TKHK’nın 2. Maddesinde ise ” (1) Bu Kanun, her türlü tüketici işlemi ile tüketiciye yönelik uygulamaları kapsar.” maddesi vardır.
Somut olayımızda davacının tacir olmadığı (oda kayıtlarından ve yazılardan anlaşılmaktadır) tüketici konumunda olduğu, zira yaptırmak istediği tenteyi Almanya’da özel mülkünde kullanmak için aldığı dava dilekçesinin 1. Maddesinde de belirtildiği anlaşılmakla, davacının tüketici olduğu mahkememizin görevli olmadığı, görevli mahkemenin Konya Nöbetçi Tüketici Mahkemelerinin olduğu, HMK 114/1-c maddesi uyarınca görevin dava şartı olduğu, HMK’nın 115. maddesine göre de, mahkeme, dava şartlarının mevcut olup olmadığını davanın her aşamasında kendiliğinden araştırmak zorunda olduğu, bu nedenle dava dilekçesinin dava şartı yokluğu nedeniyle usulden reddi ile mahkememizin görevsizliğine, Konya Nöbetçi Tüketici Mahkemesinin görevli olduğuna karar vermek gerekmiş olup oluşan vicdani kanaate göre aşağıdaki şekilde hüküm kurulmuştur.

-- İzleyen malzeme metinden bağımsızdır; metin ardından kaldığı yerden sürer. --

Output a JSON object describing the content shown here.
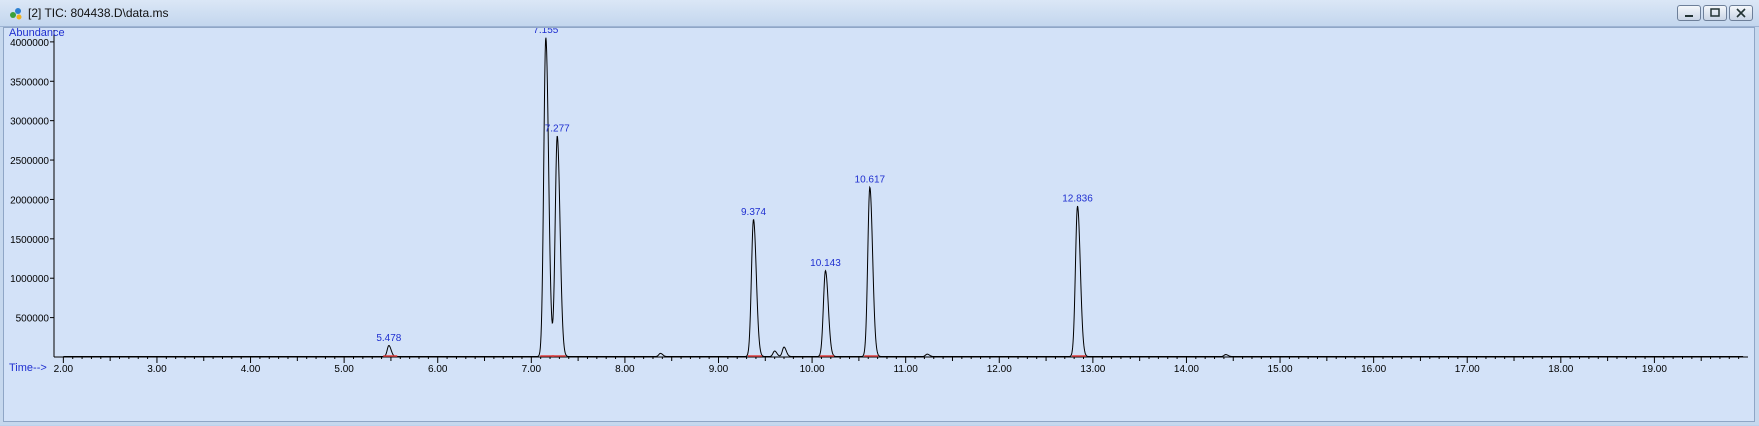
{
  "window": {
    "title": "[2] TIC: 804438.D\\data.ms",
    "icons": [
      "chromatogram-app-icon",
      "minimize-icon",
      "restore-icon",
      "close-icon"
    ]
  },
  "chart_data": {
    "type": "line",
    "title": "",
    "ylabel": "Abundance",
    "xlabel": "Time-->",
    "xlim": [
      1.9,
      20.0
    ],
    "ylim": [
      0,
      4100000
    ],
    "x_ticks": [
      "2.00",
      "3.00",
      "4.00",
      "5.00",
      "6.00",
      "7.00",
      "8.00",
      "9.00",
      "10.00",
      "11.00",
      "12.00",
      "13.00",
      "14.00",
      "15.00",
      "16.00",
      "17.00",
      "18.00",
      "19.00"
    ],
    "y_ticks": [
      "500000",
      "1000000",
      "1500000",
      "2000000",
      "2500000",
      "3000000",
      "3500000",
      "4000000"
    ],
    "grid": false,
    "peaks": [
      {
        "rt": 5.478,
        "label": "5.478",
        "abundance": 140000
      },
      {
        "rt": 7.155,
        "label": "7.155",
        "abundance": 4050000
      },
      {
        "rt": 7.277,
        "label": "7.277",
        "abundance": 2800000
      },
      {
        "rt": 9.374,
        "label": "9.374",
        "abundance": 1740000
      },
      {
        "rt": 10.143,
        "label": "10.143",
        "abundance": 1090000
      },
      {
        "rt": 10.617,
        "label": "10.617",
        "abundance": 2150000
      },
      {
        "rt": 12.836,
        "label": "12.836",
        "abundance": 1910000
      }
    ],
    "minor_peaks": [
      {
        "rt": 8.38,
        "abundance": 40000
      },
      {
        "rt": 9.6,
        "abundance": 70000
      },
      {
        "rt": 9.7,
        "abundance": 120000
      },
      {
        "rt": 11.23,
        "abundance": 30000
      },
      {
        "rt": 14.42,
        "abundance": 25000
      }
    ],
    "colors": {
      "trace": "#000000",
      "peak_label": "#1f2fd0",
      "axis_title": "#1f2fd0",
      "baseline_marker": "#e04040"
    }
  }
}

HÜKÜM: GEREKÇESİ YUKARIDA AÇIKLANDIĞI ÜZERE
1-Dava dilekçesinin görev yönünden reddi ile mahkememizin GÖREVSİZLİĞİNE,
2-6100 sayılı HMK.nun 20/1.maddesi gereğince kararın kesinleşmesinden itibaren 2 hafta içinde taraflardan birinin mahkememize başvurması halinde dava dosyasının görevli KONYA TÜKETİCİ MAHKEMESİNE GÖNDERİLMESİNE, kararın kesinleşmesinden itibaren 2 hafta içinde taraflardan birinin başvurmaması halinde davanın açılmamış sayılmasına KARAR VERİLMESİNE,
3-6100 sayılı HMK.nun 331/2.maddesi gereğince harç ve yargılama giderleri ile vekalet ücretinin davaya görevli mahkemece devam edilmesi halinde görevli mahkemece, aksi takdirde talep halinde mahkememizce DEĞERLENDİRİLMESİNE,
Dair, davacı vekilinin yüzüne karşı ve davalı vekilinin yokluğunda gerekçeli kararın tebliğinden itibaren iki haftalık süre içerisinde mahkememize veya başka bir yer Asliye Ticaret Mahkemesi’ne verilecek dilekçe ile Konya Bölge Adliye Mahkemesi’ne İstinaf yolu açık olmak üzere verilen karar açıkça okunup usulen anlatıldı. 27/09/2022

Katip … Hakim …

* Bu evrak UYAP-DYS üzerinden elektronik imza ile imzalanmıştır.